The story of a girl who makes dreams come true.
Wow! 1980. The year that most defined my life: I was in my junior year of high school, I had discovered a liking for drugs – pot at the time – and alcohol, and I was bursting out of the closet! This movie was so about the accoutrements that was the background of my life: music, lifestyle and disco(s). Back then I was still indulging female crushes and Olivia Newton-John was a very pretty female at which to look. While Sonny Malone (Michael Beck) was not exactly my cup of tea back then, I was learning that my appreciation of the male body would eventually grow to encompass any human with a penis! 😀
Another thing I remember about this movie that fascinated me was the Pan-Pacific Auditorium, pictured on the Nine Sisters album cover Sonny Malone (Michael Beck) had been painting in the movie. I had remembered seeing that building in Los Angeles and had always admired the architecture and location. Sadly, life did not imitate art and the Pan-Pacific would be destroyed in a spectacular fire a decade after the movie’s release.
The movie was cheesy and not by any means a movie of Oscar acclaim, but it was entertaining as hell and was a good story about hope. The fact that it was located in Los Angeles, and focused on such prestigious locations made it that much better and endearing to this young gay boy with the biggest secret in the world, trying to grow up gay in a straight man’s world. For those 96 minutes in the dark, I could be me, I could be free; I could look oogle Michael shamelessly!
I seem to remember hearing something about the mural of the nine muses being painted on a wall in Venice, at the time the movie was released. Then again, having just discovered pot, I would trust my memory. 😀 Lastly, while the song Whenever You’re Away From Me, was not part of the The Great American Songbook – a canon of the most important and influential American popular songs and jazz standards from the early 20th century – it did open another door for me.

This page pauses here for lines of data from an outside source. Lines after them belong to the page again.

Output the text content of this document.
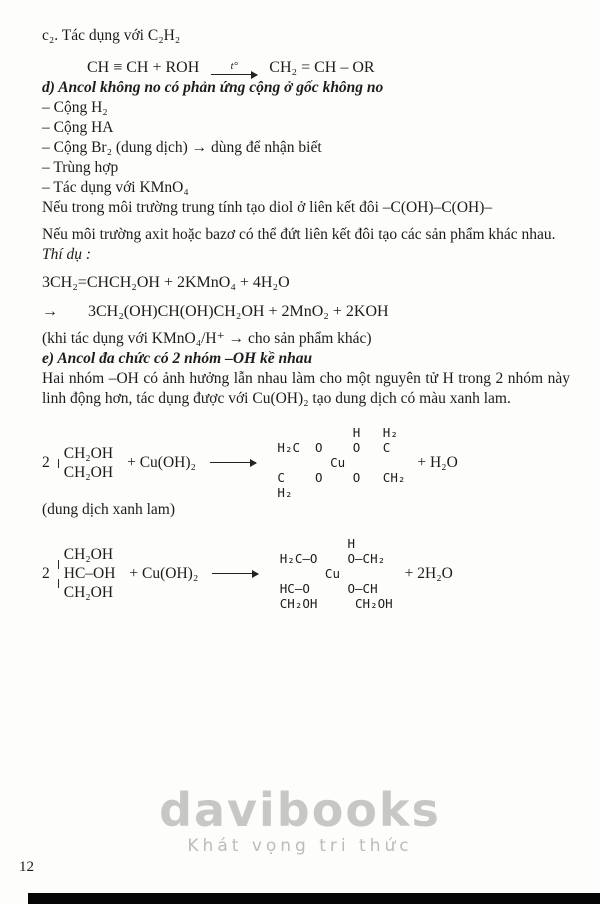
c₂. Tác dụng với C₂H₂

CH ≡ CH + ROH	t° CH₂ = CH – OR

d) Ancol không no có phản ứng cộng ở gốc không no

– Cộng H₂

– Cộng HA

– Cộng Br₂ (dung dịch) → dùng để nhận biết

– Trùng hợp

– Tác dụng với KMnO₄

Nếu trong môi trường trung tính tạo diol ở liên kết đôi –C(OH)–C(OH)–

Nếu môi trường axit hoặc bazơ có thể đứt liên kết đôi tạo các sản phẩm khác nhau.

Thí dụ :

3CH₂=CHCH₂OH + 2KMnO₄ + 4H₂O

→ 3CH₂(OH)CH(OH)CH₂OH + 2MnO₂ + 2KOH

(khi tác dụng với KMnO₄/H⁺ → cho sản phẩm khác)

e) Ancol đa chức có 2 nhóm –OH kề nhau

Hai nhóm –OH có ảnh hưởng lẫn nhau làm cho một nguyên tử H trong 2 nhóm này linh động hơn, tác dụng được với Cu(OH)₂ tạo dung dịch có màu xanh lam.

2
CH₂OH
CH₂OH
+ Cu(OH)₂
H   H₂
H₂C  O    O   C
Cu
C    O    O   CH₂
H₂
+ H₂O

(dung dịch xanh lam)

2
CH₂OH
HC–OH
CH₂OH
+ Cu(OH)₂
H
H₂C–O    O–CH₂
Cu
HC–O     O–CH
CH₂OH     CH₂OH
+ 2H₂O
davibooks
Khát vọng tri thức
12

So, something made me think of this movie last week, so I searched “xanadu online free,” found a website in some Asian country, and watched it.
The opening credit made the hair on my arms stand up with eager nostalgia and anticipation. By the time “Whenever You’re Away From Me” scene was showing I was balling my eyes out at the thoughts of my innocence and desires to be loved and lack of securing that over 54 years of loneliness. Don’t get me wrong. I have loved and been loved to my satisfaction at least twice in my life; I just never learned to hold on to it.
The latter portions of the movie were fun, but just like the original, held less of my attention. Still, I feel fortunate to have been able to see this movie again.